Dimitri Khachidze also states that the Law on Informational Security should include a provision that the state cannot use the commercial or private information received while taking measures for ensuring informational safety against anybody.

Tamar Kordzaia thinks that one other shortcoming of granting status of “subject of infrastructure” to the legal entities is that it will be done by the order of the President and it will not be written in the law itself.

“It seems like this can be applied to any legal entity which uses computer technologies in its work,” – Tamar Kordzaia thinks.

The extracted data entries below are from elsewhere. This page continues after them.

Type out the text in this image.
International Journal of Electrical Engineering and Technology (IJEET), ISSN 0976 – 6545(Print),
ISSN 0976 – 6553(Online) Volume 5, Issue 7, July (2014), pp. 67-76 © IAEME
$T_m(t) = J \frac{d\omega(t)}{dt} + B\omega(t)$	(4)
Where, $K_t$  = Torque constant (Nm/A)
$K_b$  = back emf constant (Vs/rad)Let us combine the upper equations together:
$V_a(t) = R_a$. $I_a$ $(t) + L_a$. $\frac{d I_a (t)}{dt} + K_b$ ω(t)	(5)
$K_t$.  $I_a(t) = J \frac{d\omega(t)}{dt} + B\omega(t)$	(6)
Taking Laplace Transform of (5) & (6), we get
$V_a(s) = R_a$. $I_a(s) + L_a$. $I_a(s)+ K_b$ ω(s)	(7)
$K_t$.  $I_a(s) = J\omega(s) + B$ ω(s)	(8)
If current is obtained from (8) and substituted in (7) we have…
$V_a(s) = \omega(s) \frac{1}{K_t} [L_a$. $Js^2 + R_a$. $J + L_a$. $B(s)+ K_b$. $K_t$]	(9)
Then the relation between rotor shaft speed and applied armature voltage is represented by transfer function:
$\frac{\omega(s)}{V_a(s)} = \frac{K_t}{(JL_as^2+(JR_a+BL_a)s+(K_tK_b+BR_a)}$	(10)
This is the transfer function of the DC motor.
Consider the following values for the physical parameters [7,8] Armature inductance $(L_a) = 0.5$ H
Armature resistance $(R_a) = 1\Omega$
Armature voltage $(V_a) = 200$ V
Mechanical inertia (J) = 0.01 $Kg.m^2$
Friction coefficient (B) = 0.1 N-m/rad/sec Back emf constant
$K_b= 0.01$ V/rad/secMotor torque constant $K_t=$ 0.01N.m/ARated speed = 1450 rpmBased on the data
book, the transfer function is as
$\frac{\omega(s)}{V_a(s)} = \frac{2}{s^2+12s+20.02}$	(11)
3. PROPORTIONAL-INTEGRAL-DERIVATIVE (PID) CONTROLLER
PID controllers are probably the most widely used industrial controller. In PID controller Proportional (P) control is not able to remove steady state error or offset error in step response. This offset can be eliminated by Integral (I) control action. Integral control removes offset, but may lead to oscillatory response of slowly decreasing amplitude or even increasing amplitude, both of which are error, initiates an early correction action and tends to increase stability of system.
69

Inaccuracies in the Draft Law

The specialist of internet-technologies Konstantin Stalinsky states that there are big terminology mistakes in the draft law regarding the informational security and information on certain issues is presented incorrectly.

According to Stalinsky, the term “non-classified” information is a result of wrong translation.

“Classified information means “secret information.” In general, classification of information does not belong to the protected sphere i.e. granting X category to certain N article of certain publication does not mean the classification of information. This has nothing to do with the Classified information,” – the computer technology specialist states.

According to Konstantin Stalinsky, the state body (Data Exchange Agency) should not conduct the audit of informational security of private legal entity. According to him, private companies have been doing this for years in abroad and international companies also have an experience of conducting quality audit.

According to the specialist of computer technologies, the presented draft law raises many questions i.e. “what rights and responsibilities the Data Exchange Agency has? Will it have right to request information protected on servers of private companies (data bases)? Do you have to consult with the Data Exchange Agency to delete information from computer systems? Also, whether the service rendered by this agency will be requiring payment and etc.”

The authors of the draft law explain in the explanation note that adoption of this draft law and the legal regulation of critical infrastructure will protect the country from the cyber threats like the one that the country went through in the August war of 2008.

According to Konstantin Stalinsky, in August of 2008 besides the breaking of sites, DDos attack was used massively. This type of cyber attack implies artificial entrance of 2-3 million IP addresses in this website as if for getting information. The server and the line cannot endure the press and they “get turned off” as a result.

According to the specialists, it is impossible to prevent these kinds of cyber attacks in advance, especially with the measures envisaged by the draft law currently presented in the Parliament.